In my mind, when the program stores the first input of 10000 into the array bytes, it looks like this at that moment
bytes = {1,0,0,0,0}
then when the user inputs 100, the array looks the same since it only changed the values of the first 3 elements and the rest of the array should remain the same:
bytes = {1,0,0,0,0}
with that strtol would convert the entire array to 10000 right?
Does scanf essentially "empty" out the rest of the array when storing values into the same memory address?
I know that strings are just an array of chars with adjacent memory addresses.
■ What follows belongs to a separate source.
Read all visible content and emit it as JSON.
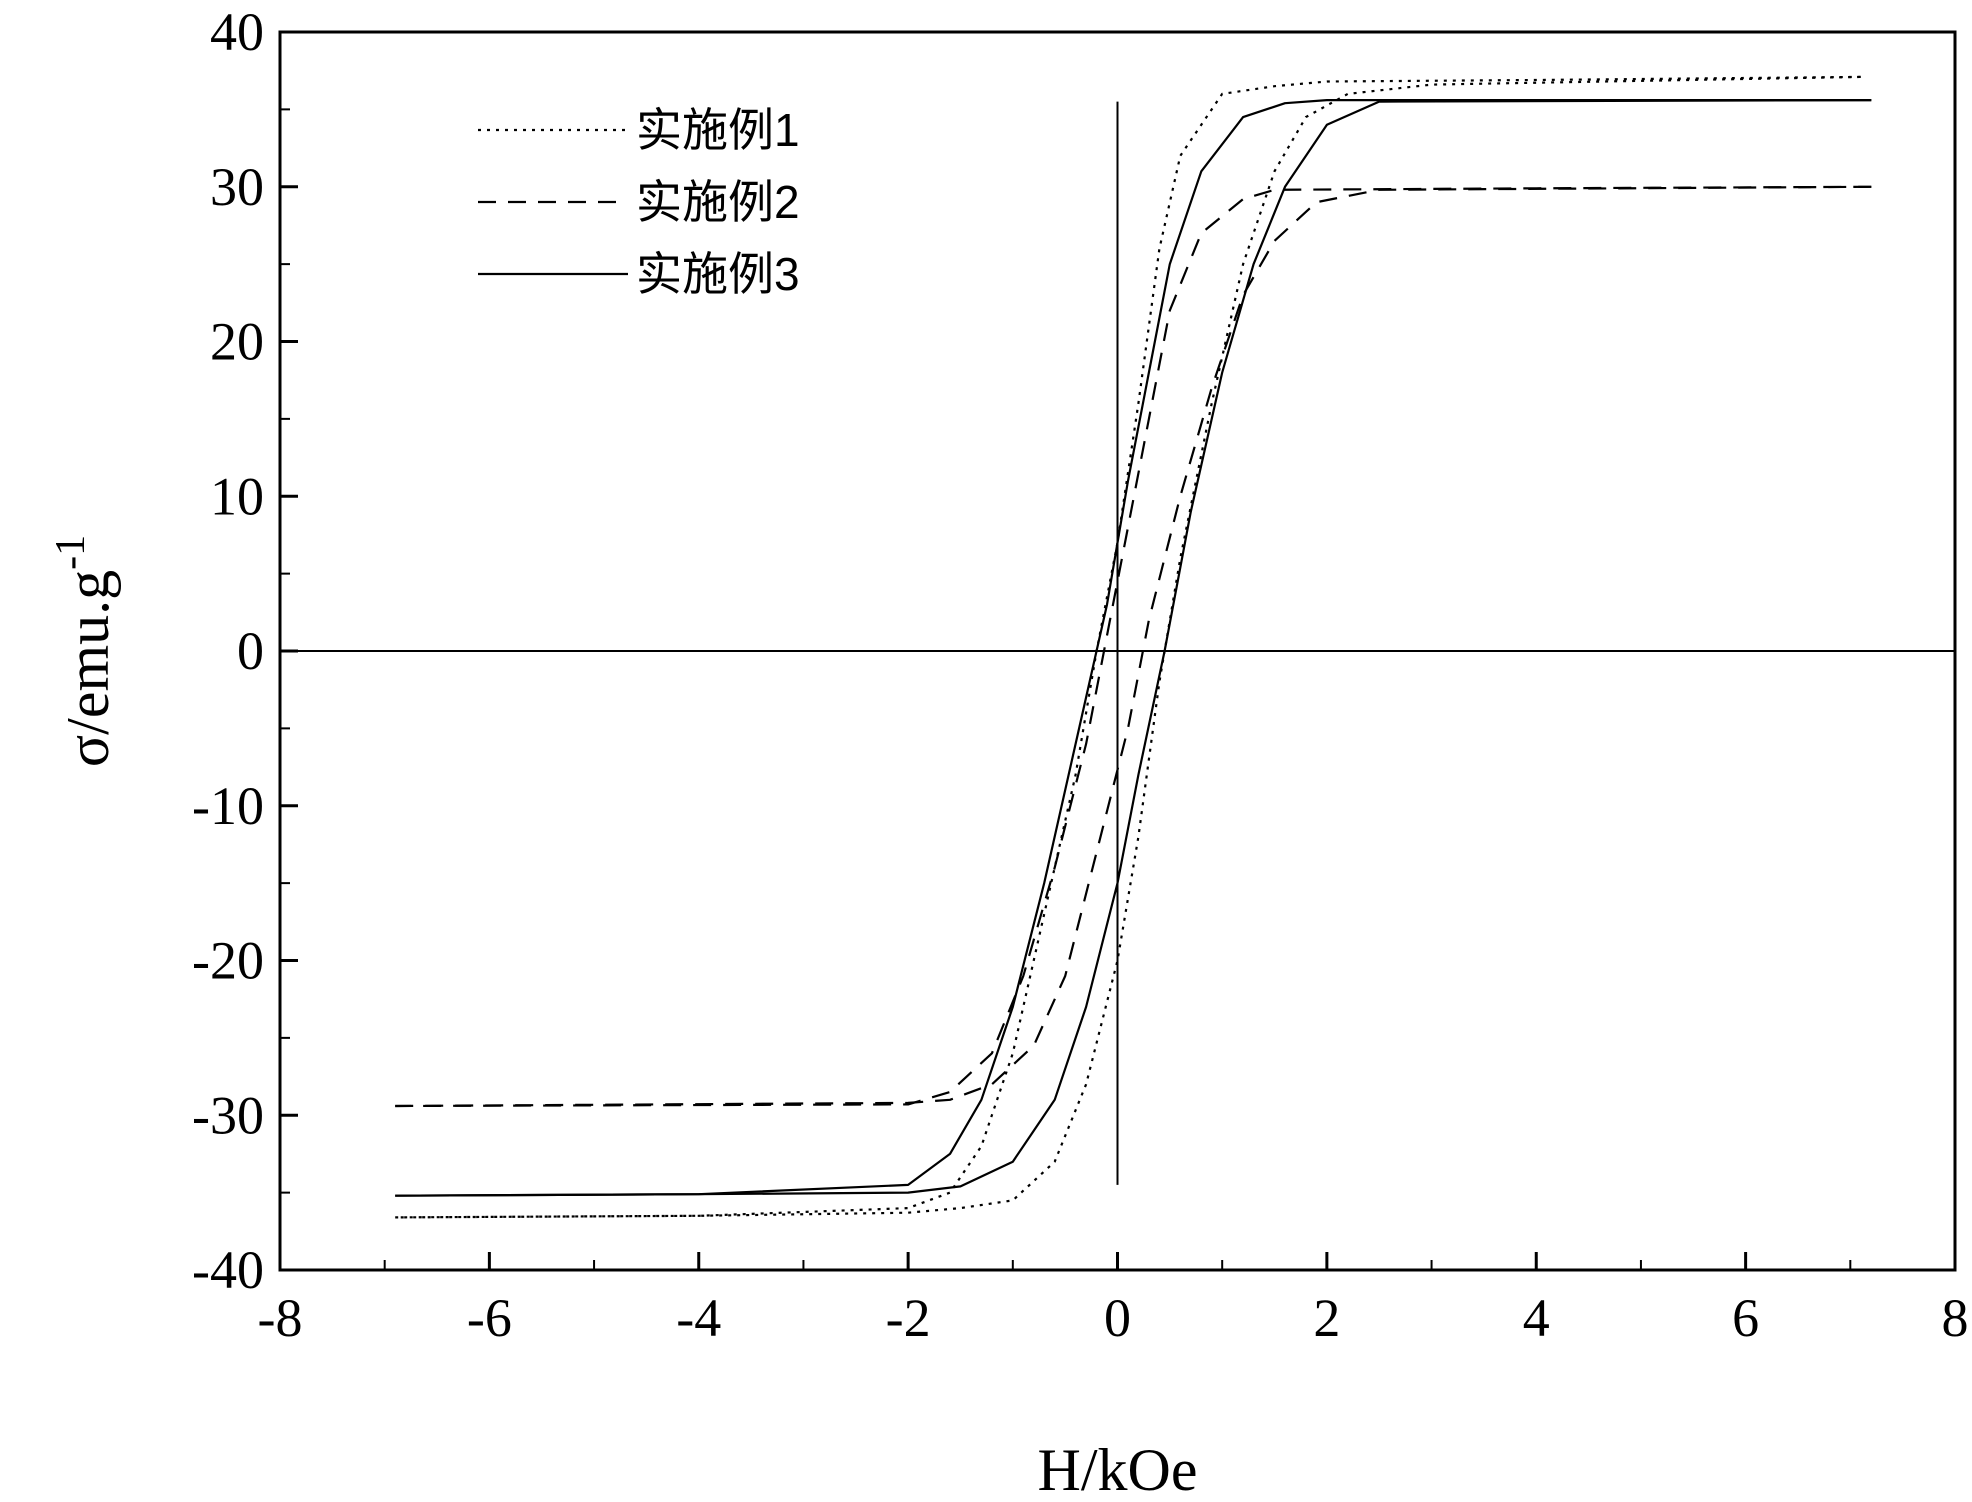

Not quite. In C, a string is also zero-terminated. That is, the string ends with the first character that has a zero value. For instance
char a[6] = { 'h', 'i', 0 , 'h', 'o', 0 }; // print(a) prints "hi"
char b[6] = { 'h', 'e', 'l', 'l', 'o', 0 }; // print(b) prints "hello"
char c[5] = { 'h', 'e', 'l', 'l', 'o' }; // print(c) will attempt to print "hello" followed by whatever characters happen to follow c[4] in memory, until it hits a zero value. But that may be reading outside the memory bounds of your application, or indeed your system, so anything can happen.
So when you have a character array:
<snip>
If you extend s to char s[6] and set s[5] = 0, your assumptions about altering s[1] and printing it will be correct
Now my question is about scanf and strtol functions. When I insert values into the array s using scanf twice using different sized strings, Why is it that the strtol function does not convert the ENTIRE array?
First a suggestion, after each scanf("%s", bytes); line, insert the following:
printf("bytes = { %02x, %02x, %02x, %02x, %02x } (%02x)",
bytes[0], bytes[1], bytes[2], bytes[3], bytes[4], bytes[5] );
Run your test code with that change, and check what that line prints.
If you see that, you'll hopefully see the answer to your question about scanf and strtol.
I'll annotate your code with some comments below indicating the contents of bytes, using ? as unknown :
#include <stdio.h>
#include <stdlib.h>
int main(){
char bytes[5];
printf("enter size 1: ");
scanf("%s", bytes); // 10000<return>
// bytes { ? , ? , ? , ? , ? } bytes[5] = ?
printf("the size is: %ld\n", strtol(bytes, NULL, 10));
// bytes { '1', '0', '0', '0',' 0' } bytes[5] = 0 !!! Note overflow
printf("enter size 2: ");
scanf("%s", bytes); // 100<return>
// bytes { '1', '0', '0', 0,' 0' } Note bytes[3] changes from '0' to 0
printf("the size is: %ld\n", strtol(bytes, NULL, 10));
return 0;
}
So in short,
Does scanf essentially "empty" out the rest of the array when storing values into the same memory address?
It doesn't empty it, but you're reading a string (format = "%s"), so scanf will add the appropriate terminating zero at the end of the string you read in.